Headline data — placeholders, not yet claimed
These are the numbers a story wants, and they do not exist yet, because the self-assessment has not collected enough responses to report responsibly. Do not cite any figure here until it carries a real number and an “n =”. Until then, each is a named blank: total responses to date; share scoring high on emotional reliance; share reporting felt understanding from AI beyond people in their life; share reporting relational displacement; share answering for a partner’s use rather than their own; the most common single trigger named in write-ins. Any figure published from this set will state n, the date range, and that the instrument is adapted, not validated, and the sample self-selected.
News context
The story sits inside a real and growing pattern. The evidence below is graded by how much weight it can carry: High peer-reviewed or official; Medium a credible survey or named professional; Low single-source or anecdotal. Hold each item to its grade.
- High California SB 243, the first US law regulating AI companion apps, took effect 1 January 2026. Legal analysts note it may create discoverable records from companion platforms in family-law cases. California Daily Journal.
- Medium A Kinsey Institute / DatingAdvice.com survey (Sept 2025) found 61% of single Americans say falling in love with or sexting an AI companion “crosses the line”; 38% of partners viewed an emotionally intimate AI conversation as cheating. Led by Dr. Amanda Gesselman. Kinsey Institute.
- Medium A nationally representative Common Sense Media survey of 1,060 US teens (April–May 2025) found 72% had used an AI companion at least once, and about one in three had chosen an AI over a human for a serious conversation.
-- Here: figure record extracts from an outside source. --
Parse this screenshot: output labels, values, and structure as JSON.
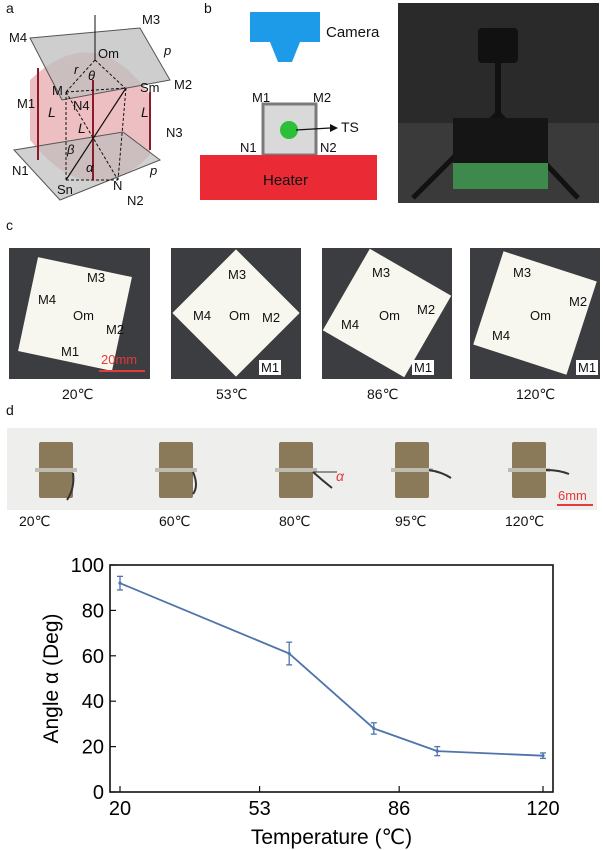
{
  "panel_labels": {
    "a": "a",
    "b": "b",
    "c": "c",
    "d": "d"
  },
  "panel_a": {
    "points": {
      "M1": "M1",
      "M2": "M2",
      "M3": "M3",
      "M4": "M4",
      "N1": "N1",
      "N2": "N2",
      "N3": "N3",
      "N4": "N4",
      "Om": "Om",
      "Sm": "Sm",
      "Sn": "Sn",
      "M": "M",
      "N": "N"
    },
    "symbols": {
      "r": "r",
      "theta": "θ",
      "L_left": "L",
      "L_mid": "L",
      "L_right": "L",
      "beta": "β",
      "alpha": "α",
      "p_top": "p",
      "p_bottom": "p"
    }
  },
  "panel_b": {
    "camera_label": "Camera",
    "heater_label": "Heater",
    "ts_label": "TS",
    "corners": {
      "M1": "M1",
      "M2": "M2",
      "N1": "N1",
      "N2": "N2"
    },
    "colors": {
      "camera": "#1e9be8",
      "heater": "#ea2a35",
      "sample_fill": "#d9d9d9",
      "ts_dot": "#2bbf3a"
    }
  },
  "panel_c": {
    "photos": [
      {
        "temp": "20℃",
        "labels": {
          "M1": "M1",
          "M2": "M2",
          "M3": "M3",
          "M4": "M4",
          "Om": "Om"
        },
        "scale_bar": "20mm"
      },
      {
        "temp": "53℃",
        "labels": {
          "M1": "M1",
          "M2": "M2",
          "M3": "M3",
          "M4": "M4",
          "Om": "Om"
        }
      },
      {
        "temp": "86℃",
        "labels": {
          "M1": "M1",
          "M2": "M2",
          "M3": "M3",
          "M4": "M4",
          "Om": "Om"
        }
      },
      {
        "temp": "120℃",
        "labels": {
          "M1": "M1",
          "M2": "M2",
          "M3": "M3",
          "M4": "M4",
          "Om": "Om"
        }
      }
    ]
  },
  "panel_d": {
    "photos": [
      "20℃",
      "60℃",
      "80℃",
      "95℃",
      "120℃"
    ],
    "alpha_label": "α",
    "scale_bar": "6mm"
  },
  "chart_data": {
    "type": "line",
    "x": [
      20,
      60,
      80,
      95,
      120
    ],
    "y": [
      92,
      61,
      28,
      18,
      16
    ],
    "error": [
      3,
      5,
      2.5,
      2,
      1.2
    ],
    "xticks": [
      "20",
      "53",
      "86",
      "120"
    ],
    "xtick_values": [
      20,
      53,
      86,
      120
    ],
    "yticks": [
      "0",
      "20",
      "40",
      "60",
      "80",
      "100"
    ],
    "xlim": [
      20,
      120
    ],
    "ylim": [
      0,
      100
    ],
    "xlabel": "Temperature (℃)",
    "ylabel": "Angle α (Deg)",
    "line_color": "#4f74ac"
  }
}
Verify exact figures against the published report before citing.
- Medium Divorce attorney Rebecca Palmer told Wired (Nov 2025) her firm is handling cases where a spouse’s chatbot use is a contributing factor; UK platform Divorce-Online reported a “notable increase” in applications citing a partner’s attachment to AI companion apps. Futurism.
- Low A claim that Los Angeles family courts handle 3–5 AI-related divorce cases per week circulates on legal-marketing sites attributed to unnamed attorneys, with no court statistics. Anecdotal; do not present as a court figure.
A note on integrity, since it is the brand: where a number is soft, it is said so here. We would rather hand a reporter an accurate “we don’t know yet” than a striking figure that does not hold.